Addresses any of these matters, choosing to nibble around the edges with impractical baloney, babble and false hope i.e. "corporations will have to change" - which is not a plan. WHO is going to make them change? A 105 year old granny who likes to do sprints? Give me a break.
TIME - in its own (2015) take- wrongly assumes in its prologue that: "Everyone wants to live longer", but that desire comes with caveats galore for rational folks . For example, why would anyone today, at say age 67 or 68, want to live to even 100 when numerous "climate hells" are set to be unleashed especially as greenhouse warming hits numerous tipping points? After all we've already beheld all -time temperature records broken this year, e.g.

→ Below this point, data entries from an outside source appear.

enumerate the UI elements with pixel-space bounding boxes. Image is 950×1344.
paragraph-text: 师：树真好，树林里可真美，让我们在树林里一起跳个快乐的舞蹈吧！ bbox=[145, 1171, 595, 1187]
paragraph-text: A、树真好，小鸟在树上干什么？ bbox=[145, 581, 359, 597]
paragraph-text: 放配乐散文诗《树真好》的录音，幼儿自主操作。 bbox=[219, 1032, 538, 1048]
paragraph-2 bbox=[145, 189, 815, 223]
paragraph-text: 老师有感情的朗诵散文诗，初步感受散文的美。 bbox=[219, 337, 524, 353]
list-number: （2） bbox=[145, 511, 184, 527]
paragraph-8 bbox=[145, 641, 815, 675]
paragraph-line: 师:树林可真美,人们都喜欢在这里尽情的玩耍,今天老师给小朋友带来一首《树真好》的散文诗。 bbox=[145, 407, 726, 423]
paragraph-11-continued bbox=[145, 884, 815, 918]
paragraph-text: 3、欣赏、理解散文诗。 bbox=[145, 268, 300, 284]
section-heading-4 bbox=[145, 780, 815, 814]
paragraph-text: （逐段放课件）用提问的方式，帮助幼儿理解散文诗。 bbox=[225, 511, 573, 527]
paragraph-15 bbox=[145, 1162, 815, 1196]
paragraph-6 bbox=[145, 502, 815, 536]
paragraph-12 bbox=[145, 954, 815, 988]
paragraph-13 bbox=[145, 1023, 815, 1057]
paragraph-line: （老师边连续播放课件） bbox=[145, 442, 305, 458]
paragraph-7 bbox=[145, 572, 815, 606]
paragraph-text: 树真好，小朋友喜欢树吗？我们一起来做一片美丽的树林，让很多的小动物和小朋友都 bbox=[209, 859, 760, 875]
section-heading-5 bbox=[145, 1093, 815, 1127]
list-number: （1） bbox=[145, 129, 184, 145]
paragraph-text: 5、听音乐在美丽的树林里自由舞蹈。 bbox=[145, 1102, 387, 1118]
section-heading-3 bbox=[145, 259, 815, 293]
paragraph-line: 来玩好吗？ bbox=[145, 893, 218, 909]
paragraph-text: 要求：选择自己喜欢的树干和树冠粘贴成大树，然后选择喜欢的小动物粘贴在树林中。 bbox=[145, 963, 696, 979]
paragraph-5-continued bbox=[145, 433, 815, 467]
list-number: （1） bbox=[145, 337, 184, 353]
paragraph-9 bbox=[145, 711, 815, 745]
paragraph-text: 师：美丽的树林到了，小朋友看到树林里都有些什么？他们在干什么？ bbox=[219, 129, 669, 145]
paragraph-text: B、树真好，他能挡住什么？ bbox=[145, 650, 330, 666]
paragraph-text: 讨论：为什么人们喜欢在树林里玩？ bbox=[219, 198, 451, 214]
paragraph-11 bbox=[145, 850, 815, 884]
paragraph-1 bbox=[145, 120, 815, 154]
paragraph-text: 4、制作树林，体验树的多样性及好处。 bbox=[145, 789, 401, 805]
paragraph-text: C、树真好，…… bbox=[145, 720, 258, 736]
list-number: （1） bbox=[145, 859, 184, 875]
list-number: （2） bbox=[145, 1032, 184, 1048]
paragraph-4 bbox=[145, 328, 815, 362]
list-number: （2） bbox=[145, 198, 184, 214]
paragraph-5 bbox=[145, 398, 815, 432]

If you think the climate hiccups being experienced now - including the hottest year ever- are a big deal, stay tuned for the first year of no seasons and ensuing heat waves lasting 90-120 days with mean temperatures 100-110F. Even before then, say by 2025-2030 we will likely see electrical blackouts over extended periods, water shutdowns (or breakdowns of decaying urban water delivery systems, since we haven't done shit to repair them) and even power grids collapsing from excess demand - with tens of millions trying to "stay cool", keeping thermostats at 81F.
Fortunately, many of us remain rationally grounded. And while "super aging" confers definite advantages - especially in crushing (or delaying) the specter of cognitive decline - it is not a panacea for living to 100 or even past it. Bottom line: Humans were never meant to live that long, and certainly not in a world already overpopulated with 8.2 billion - most of whom can't get decent living quarters or food.